Do you need to do something like in Task3 on this page, but with java instead?


----------



## zahrav (Dec 19, 2004)

ya task 3 seems very similar...ne ideas how to go about it?
public static int squareRoot (int value, int high, int low)
.
.
.
.


----------



## Shadow2531 (Apr 30, 2001)

In c++, without using */%, you could do it non-recursively like this.


```
#include <iostream>

using namespace std;

static unsigned sqrt(unsigned long val) {
    unsigned long temp, g=0, b = 0x8000, bshft = 15;
    do {
        if (val >= (temp = (((g<<1)+b)<<bshft--))) {
            g += b;
            val -= temp;
        }
    } while (b >>= 1);
    return g;
}

int main() {
    cout << sqrt(16) << endl;
}
```
If you can apply that method to java and then make it recursive, you might have it.


----------



## zahrav (Dec 19, 2004)

lol thanks a lot for ure help...but only if i understood C++ 

i'll try to deduce some of it, and get some of the logic...possibly


----------



## Shadow2531 (Apr 30, 2001)

Yeh, I understand and I don't want to confuse the situation by throwing in the wrong language, but I don't think anything in the function is too far off from the way java does it, but I would focus more on the method than anything else.

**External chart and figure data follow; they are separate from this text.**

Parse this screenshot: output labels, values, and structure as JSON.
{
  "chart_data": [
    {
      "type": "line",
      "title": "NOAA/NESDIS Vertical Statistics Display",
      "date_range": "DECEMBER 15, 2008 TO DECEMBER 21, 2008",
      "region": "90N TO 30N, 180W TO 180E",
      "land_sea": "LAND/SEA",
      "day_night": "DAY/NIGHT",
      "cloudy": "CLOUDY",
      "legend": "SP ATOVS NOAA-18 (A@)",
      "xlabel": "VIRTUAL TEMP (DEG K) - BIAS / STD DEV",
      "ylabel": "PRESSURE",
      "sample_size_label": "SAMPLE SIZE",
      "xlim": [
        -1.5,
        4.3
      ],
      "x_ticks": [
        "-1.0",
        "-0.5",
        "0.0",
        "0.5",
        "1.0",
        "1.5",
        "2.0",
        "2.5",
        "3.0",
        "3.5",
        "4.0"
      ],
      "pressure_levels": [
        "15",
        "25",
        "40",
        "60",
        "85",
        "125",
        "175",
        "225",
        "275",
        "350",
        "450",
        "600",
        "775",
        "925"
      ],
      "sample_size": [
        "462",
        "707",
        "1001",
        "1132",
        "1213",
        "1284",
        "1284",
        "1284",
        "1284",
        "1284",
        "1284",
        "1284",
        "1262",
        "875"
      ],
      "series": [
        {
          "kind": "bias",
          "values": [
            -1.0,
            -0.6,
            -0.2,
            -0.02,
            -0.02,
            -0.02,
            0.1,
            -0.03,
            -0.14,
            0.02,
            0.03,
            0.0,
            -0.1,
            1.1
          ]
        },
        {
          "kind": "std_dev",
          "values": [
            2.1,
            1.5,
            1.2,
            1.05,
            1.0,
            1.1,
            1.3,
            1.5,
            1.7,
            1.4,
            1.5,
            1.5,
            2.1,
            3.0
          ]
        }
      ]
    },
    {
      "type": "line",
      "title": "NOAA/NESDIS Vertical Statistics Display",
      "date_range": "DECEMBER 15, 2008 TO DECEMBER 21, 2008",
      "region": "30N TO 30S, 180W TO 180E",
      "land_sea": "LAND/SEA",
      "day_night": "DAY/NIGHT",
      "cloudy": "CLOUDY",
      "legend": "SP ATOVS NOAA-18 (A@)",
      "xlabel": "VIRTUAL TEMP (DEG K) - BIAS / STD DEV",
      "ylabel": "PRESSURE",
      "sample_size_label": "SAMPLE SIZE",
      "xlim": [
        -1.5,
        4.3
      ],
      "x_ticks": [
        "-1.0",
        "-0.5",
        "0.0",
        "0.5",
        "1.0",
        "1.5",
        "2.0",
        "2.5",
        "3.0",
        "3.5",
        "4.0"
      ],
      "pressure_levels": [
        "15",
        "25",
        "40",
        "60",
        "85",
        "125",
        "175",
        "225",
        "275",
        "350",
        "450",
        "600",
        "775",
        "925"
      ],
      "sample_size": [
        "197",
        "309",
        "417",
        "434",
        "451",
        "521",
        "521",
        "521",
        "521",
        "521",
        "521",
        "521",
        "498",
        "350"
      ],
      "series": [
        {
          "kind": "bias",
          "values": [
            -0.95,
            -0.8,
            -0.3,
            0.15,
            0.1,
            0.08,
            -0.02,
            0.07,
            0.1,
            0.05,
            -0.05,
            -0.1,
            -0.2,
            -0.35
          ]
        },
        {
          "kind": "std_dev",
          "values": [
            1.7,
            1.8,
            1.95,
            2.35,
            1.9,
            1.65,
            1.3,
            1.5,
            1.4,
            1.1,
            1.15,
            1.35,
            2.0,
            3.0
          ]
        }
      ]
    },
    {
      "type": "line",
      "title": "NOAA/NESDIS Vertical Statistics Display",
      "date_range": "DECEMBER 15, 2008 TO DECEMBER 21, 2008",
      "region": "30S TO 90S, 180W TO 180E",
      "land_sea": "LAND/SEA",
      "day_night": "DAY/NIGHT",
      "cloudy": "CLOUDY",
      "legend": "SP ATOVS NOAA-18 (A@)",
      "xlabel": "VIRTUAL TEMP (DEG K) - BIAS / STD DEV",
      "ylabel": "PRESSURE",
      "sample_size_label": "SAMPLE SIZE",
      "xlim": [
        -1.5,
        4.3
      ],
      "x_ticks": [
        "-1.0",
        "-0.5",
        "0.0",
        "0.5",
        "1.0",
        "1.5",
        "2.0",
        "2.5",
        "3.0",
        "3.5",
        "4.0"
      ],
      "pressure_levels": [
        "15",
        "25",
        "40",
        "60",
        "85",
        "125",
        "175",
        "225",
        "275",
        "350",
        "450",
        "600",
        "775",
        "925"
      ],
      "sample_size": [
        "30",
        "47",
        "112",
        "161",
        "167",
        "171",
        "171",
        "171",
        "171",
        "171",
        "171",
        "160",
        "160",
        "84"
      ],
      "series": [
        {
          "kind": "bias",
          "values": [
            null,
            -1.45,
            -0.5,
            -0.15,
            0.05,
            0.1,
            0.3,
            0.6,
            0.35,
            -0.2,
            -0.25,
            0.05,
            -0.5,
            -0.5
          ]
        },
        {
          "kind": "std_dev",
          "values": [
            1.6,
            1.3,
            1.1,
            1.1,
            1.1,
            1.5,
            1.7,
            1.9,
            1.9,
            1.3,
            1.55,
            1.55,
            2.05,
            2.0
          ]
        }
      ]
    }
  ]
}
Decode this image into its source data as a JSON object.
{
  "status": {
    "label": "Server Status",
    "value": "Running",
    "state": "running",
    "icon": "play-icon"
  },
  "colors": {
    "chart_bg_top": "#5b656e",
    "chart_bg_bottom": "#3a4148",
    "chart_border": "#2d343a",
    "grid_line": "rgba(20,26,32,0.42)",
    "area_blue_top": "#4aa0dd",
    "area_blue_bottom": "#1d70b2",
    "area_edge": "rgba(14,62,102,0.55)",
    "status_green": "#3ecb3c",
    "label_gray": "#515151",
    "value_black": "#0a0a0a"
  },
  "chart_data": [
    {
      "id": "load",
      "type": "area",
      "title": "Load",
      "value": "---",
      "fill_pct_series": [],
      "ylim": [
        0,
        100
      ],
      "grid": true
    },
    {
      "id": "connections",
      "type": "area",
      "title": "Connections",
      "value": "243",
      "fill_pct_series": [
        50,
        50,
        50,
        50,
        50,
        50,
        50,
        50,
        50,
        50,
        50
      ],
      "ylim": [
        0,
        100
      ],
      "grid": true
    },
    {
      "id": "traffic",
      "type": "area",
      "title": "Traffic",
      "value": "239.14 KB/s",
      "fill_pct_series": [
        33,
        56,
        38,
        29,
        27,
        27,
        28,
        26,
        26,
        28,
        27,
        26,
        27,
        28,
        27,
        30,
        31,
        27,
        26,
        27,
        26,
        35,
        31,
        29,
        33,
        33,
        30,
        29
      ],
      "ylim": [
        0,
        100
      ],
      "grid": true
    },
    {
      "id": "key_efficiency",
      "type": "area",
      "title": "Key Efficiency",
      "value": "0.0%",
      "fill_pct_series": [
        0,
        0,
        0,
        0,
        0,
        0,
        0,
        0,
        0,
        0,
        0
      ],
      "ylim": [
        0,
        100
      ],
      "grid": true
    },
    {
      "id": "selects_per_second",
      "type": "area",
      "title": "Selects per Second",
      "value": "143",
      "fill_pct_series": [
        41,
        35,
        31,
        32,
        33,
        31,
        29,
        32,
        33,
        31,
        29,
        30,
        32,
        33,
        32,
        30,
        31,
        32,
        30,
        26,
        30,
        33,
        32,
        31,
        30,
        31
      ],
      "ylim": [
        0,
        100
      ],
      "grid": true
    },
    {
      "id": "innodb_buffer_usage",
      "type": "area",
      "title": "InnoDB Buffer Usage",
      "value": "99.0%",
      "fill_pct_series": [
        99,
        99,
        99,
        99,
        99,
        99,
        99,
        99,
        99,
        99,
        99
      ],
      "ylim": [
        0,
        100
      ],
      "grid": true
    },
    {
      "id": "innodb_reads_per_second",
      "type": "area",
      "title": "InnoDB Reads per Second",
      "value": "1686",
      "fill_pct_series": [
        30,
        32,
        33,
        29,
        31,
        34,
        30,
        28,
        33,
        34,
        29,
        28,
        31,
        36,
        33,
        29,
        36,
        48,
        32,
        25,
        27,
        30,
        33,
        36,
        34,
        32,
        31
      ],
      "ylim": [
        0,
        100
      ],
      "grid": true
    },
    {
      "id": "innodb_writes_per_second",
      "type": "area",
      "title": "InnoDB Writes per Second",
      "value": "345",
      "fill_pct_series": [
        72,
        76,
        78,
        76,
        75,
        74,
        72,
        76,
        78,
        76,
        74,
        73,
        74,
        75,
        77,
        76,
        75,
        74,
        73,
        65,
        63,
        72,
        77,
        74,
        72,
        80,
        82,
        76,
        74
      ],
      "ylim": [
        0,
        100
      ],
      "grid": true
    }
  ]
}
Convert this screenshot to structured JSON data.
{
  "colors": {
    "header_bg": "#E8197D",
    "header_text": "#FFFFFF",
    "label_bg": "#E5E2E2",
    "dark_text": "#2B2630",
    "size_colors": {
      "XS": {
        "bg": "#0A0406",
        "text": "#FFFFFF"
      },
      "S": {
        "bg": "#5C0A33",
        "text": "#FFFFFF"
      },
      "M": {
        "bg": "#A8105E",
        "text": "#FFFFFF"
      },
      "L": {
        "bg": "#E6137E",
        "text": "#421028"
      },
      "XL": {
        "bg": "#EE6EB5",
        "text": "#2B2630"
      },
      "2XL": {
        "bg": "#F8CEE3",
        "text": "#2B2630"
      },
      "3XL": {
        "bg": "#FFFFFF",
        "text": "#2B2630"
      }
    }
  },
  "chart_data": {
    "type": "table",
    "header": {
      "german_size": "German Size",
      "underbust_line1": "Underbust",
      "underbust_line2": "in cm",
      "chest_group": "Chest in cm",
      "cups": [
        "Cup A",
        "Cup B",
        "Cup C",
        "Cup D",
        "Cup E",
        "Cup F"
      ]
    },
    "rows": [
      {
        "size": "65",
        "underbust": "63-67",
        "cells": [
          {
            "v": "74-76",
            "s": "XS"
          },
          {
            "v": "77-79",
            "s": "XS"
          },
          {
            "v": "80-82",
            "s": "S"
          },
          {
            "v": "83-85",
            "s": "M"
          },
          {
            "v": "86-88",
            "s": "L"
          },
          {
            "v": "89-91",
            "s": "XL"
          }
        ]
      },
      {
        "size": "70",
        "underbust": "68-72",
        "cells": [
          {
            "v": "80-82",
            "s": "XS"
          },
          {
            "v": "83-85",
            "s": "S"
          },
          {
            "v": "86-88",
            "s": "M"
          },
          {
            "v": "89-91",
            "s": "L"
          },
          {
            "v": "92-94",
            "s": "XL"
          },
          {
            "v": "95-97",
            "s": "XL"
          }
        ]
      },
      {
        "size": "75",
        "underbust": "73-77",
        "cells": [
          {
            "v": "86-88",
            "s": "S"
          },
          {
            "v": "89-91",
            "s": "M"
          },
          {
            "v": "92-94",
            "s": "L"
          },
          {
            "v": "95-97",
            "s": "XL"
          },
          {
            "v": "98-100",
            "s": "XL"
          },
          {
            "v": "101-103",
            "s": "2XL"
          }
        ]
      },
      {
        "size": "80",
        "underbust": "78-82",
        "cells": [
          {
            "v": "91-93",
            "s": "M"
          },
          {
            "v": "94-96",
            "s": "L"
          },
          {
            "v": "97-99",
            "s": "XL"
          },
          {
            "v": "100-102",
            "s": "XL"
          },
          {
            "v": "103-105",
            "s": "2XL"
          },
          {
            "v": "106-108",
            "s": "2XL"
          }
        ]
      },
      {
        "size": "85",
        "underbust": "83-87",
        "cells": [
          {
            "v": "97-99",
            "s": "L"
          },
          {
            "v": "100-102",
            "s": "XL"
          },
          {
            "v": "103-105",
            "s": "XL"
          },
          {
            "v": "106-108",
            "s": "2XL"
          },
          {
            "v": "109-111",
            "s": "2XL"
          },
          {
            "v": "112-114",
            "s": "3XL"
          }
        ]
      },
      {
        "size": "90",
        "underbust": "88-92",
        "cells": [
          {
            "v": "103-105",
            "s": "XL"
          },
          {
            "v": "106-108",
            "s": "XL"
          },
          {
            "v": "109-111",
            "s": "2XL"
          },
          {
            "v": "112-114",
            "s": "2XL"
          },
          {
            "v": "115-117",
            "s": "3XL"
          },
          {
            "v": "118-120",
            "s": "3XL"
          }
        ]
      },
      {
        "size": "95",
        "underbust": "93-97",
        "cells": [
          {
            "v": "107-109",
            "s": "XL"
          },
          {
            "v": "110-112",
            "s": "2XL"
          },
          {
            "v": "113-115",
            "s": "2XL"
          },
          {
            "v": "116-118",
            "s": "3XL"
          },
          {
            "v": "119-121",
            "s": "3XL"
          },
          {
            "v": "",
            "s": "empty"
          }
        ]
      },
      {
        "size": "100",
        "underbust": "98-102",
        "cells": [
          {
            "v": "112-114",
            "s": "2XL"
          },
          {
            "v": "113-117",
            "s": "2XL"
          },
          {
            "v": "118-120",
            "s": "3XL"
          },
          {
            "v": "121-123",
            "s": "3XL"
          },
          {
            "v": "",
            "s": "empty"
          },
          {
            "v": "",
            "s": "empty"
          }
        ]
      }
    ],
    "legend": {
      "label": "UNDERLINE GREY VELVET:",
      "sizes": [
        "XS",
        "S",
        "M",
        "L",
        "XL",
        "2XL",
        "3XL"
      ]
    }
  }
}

Now here's a c++ version that doesn't use */%, doesn't use any loops and uses recursion to get the square root. (looks a little sloppy since no loops were used.)

Maybe someone can convert that to java and maybe even clean it up a little or a lot.


```
#include <iostream>

using namespace std;

void sqrt(unsigned long& g, unsigned long& b, unsigned long& bshft, unsigned long& val) {
    unsigned long temp;
    b >>= 1;
    if (val >= (temp = ( ( (g << 1 ) + b) << bshft-- ))     ) {
            g += b;
            val -= temp;
            
    } else {
        sqrt(g,b,bshft,val);
    }
}

unsigned long sqrt(const unsigned long& num) {
    unsigned long temp;
    unsigned long g = 0;
    unsigned long b = 32768;
    unsigned long bshft = 15;
    unsigned long val = num;
    if (val >= (temp = ( ( (g << 1 ) + b) << bshft-- )) ) {
        g += b;
        val -= temp;
    }
    sqrt(g,b,bshft,val);
    return g;
}

int main() {
    cout << sqrt(16) << endl;
}
```
I'll attempt to do that in java.


----------



## Shadow2531 (Apr 30, 2001)

O.K. I tried it in java and couldn't get it to work at first. Didn't know you couldn't pass by reference. I then created a class to do it.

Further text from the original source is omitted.